The approach builds on the Confidence Profile Method (CPM) of David Eddy and colleagues, but with some major differences. First, there is a commitment to develop richer, more complex, and more realistic applications than were attempted in the CPM literature; to develop robust statistical methods with standard software; to focus particularly on issues of evidence consistency - which have not been addressed in previous work; and to embed the programme firmly in the context of economic evaluation.

The central challenge is statistical: the need to develop models of a realistic level of complexity, estimated using all the data available, including data on arbitrarily complex functions of parameters. The issue of evidence consistency is a major emphasis of the programme, particularly when indirect evidence might be combined with information from direct ‘head to head’ comparisons on which most epidemiologists prefer to rely.

The impact of statistical evidence synthesis on decision-making and research prioritisation is a driving force behind the current work, and the rationale for the collaboration with Mark Sculpher and Karl Claxton at York. In a standard decision analysis, each model parameter would be informed independently. What is being advocated, however, calls on the decision analyst to incorporate evidence on model outputs as well as model inputs, and to incorporate more items of data, if available, than there are parameters.
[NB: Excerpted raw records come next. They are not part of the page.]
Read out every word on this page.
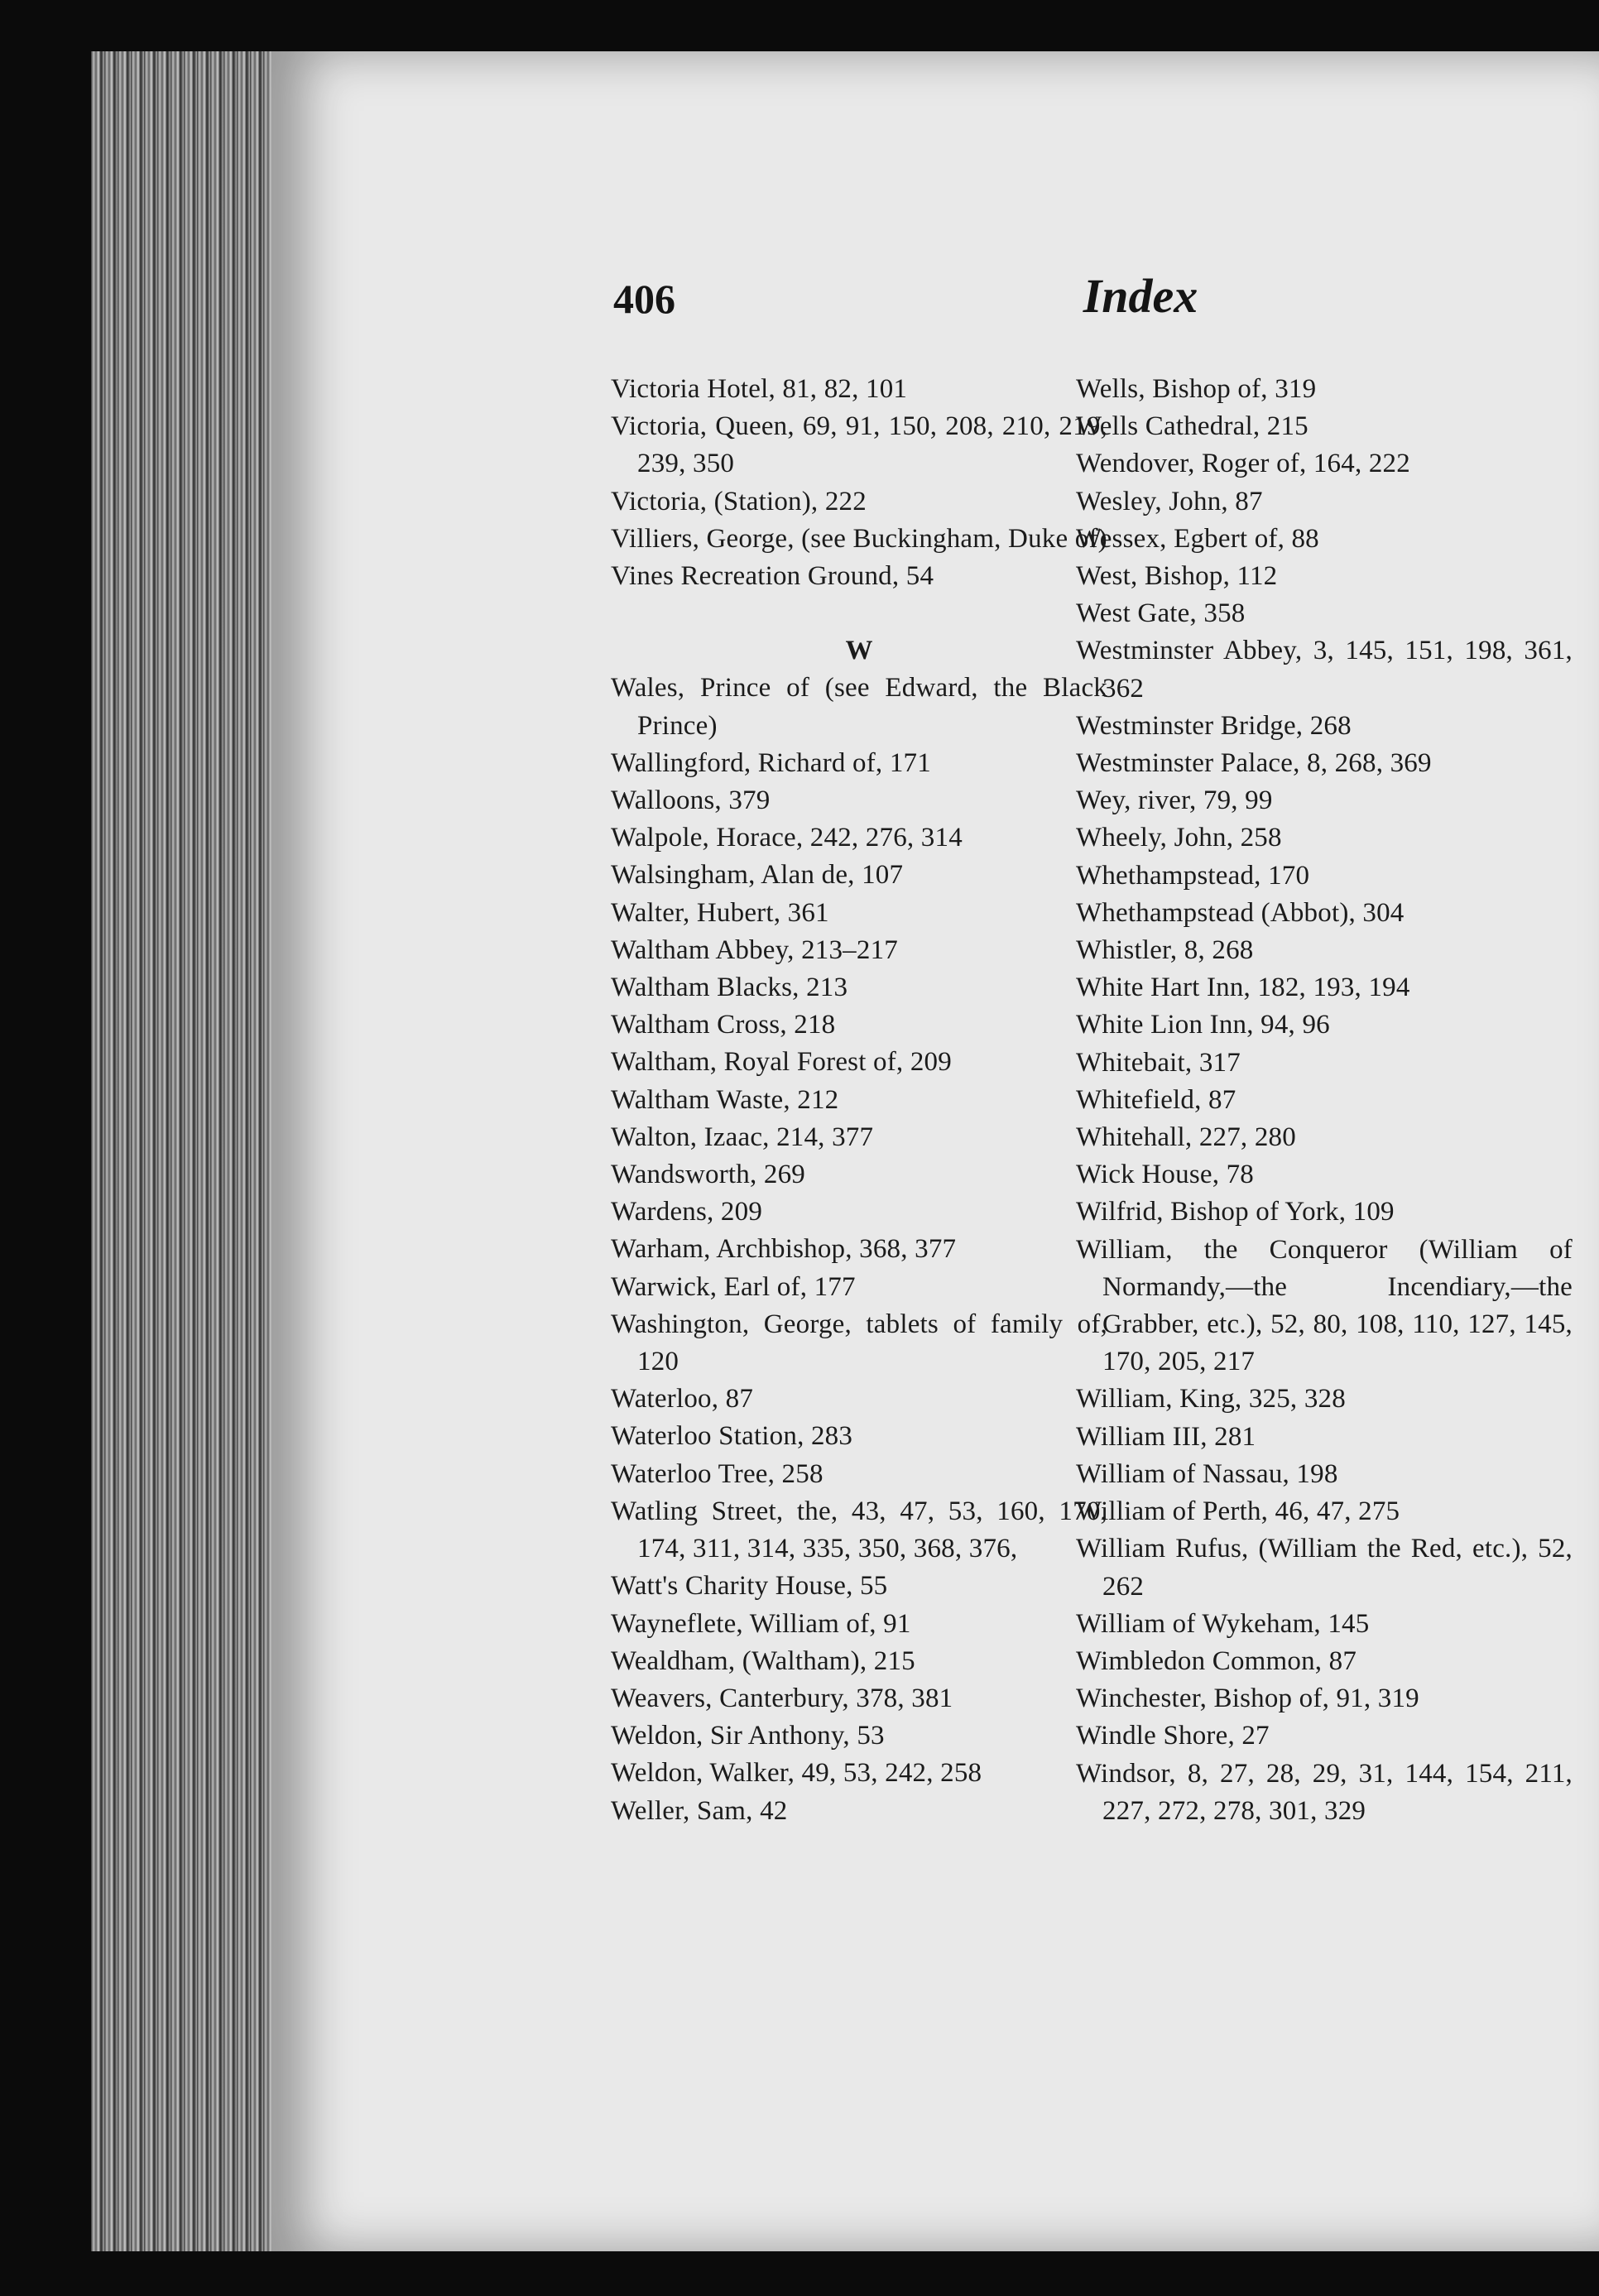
406	Index
Victoria Hotel, 81, 82, 101
Victoria, Queen, 69, 91, 150, 208, 210, 219, 239, 350
Victoria, (Station), 222
Villiers, George, (see Buckingham, Duke of)
Vines Recreation Ground, 54
W
Wales, Prince of (see Edward, the Black Prince)
Wallingford, Richard of, 171
Walloons, 379
Walpole, Horace, 242, 276, 314
Walsingham, Alan de, 107
Walter, Hubert, 361
Waltham Abbey, 213–217
Waltham Blacks, 213
Waltham Cross, 218
Waltham, Royal Forest of, 209
Waltham Waste, 212
Walton, Izaac, 214, 377
Wandsworth, 269
Wardens, 209
Warham, Archbishop, 368, 377
Warwick, Earl of, 177
Washington, George, tablets of family of, 120
Waterloo, 87
Waterloo Station, 283
Waterloo Tree, 258
Watling Street, the, 43, 47, 53, 160, 170, 174, 311, 314, 335, 350, 368, 376,
Watt's Charity House, 55
Wayneflete, William of, 91
Wealdham, (Waltham), 215
Weavers, Canterbury, 378, 381
Weldon, Sir Anthony, 53
Weldon, Walker, 49, 53, 242, 258
Weller, Sam, 42
Wells, Bishop of, 319
Wells Cathedral, 215
Wendover, Roger of, 164, 222
Wesley, John, 87
Wessex, Egbert of, 88
West, Bishop, 112
West Gate, 358
Westminster Abbey, 3, 145, 151, 198, 361, 362
Westminster Bridge, 268
Westminster Palace, 8, 268, 369
Wey, river, 79, 99
Wheely, John, 258
Whethampstead, 170
Whethampstead (Abbot), 304
Whistler, 8, 268
White Hart Inn, 182, 193, 194
White Lion Inn, 94, 96
Whitebait, 317
Whitefield, 87
Whitehall, 227, 280
Wick House, 78
Wilfrid, Bishop of York, 109
William, the Conqueror (William of Normandy,—the Incendiary,—the Grabber, etc.), 52, 80, 108, 110, 127, 145, 170, 205, 217
William, King, 325, 328
William III, 281
William of Nassau, 198
William of Perth, 46, 47, 275
William Rufus, (William the Red, etc.), 52, 262
William of Wykeham, 145
Wimbledon Common, 87
Winchester, Bishop of, 91, 319
Windle Shore, 27
Windsor, 8, 27, 28, 29, 31, 144, 154, 211, 227, 272, 278, 301, 329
Neither requirement can be accommodated within standard decision analysis methodology. Further, if the purpose of collecting data is to reduce uncertainty in decision, then accurate estimation of uncertainty must be a key objective of decision analysis. The decision-making context therefore generates a clear rationale for multi-parameter evidence synthesis, and links the programme to Bayesian decision theory and Expected Value of Information analysis.

The programme has been funded in Bristol since July 2001 as part of the Medical Research Council Health Services Research Collaboration. Following the MRC's Quinquenial review in May 2002, additional funding for the sister programme in York was agreed. In October 2007 the programme was transferred to the University of Bristol. It is fully funded to March 2009.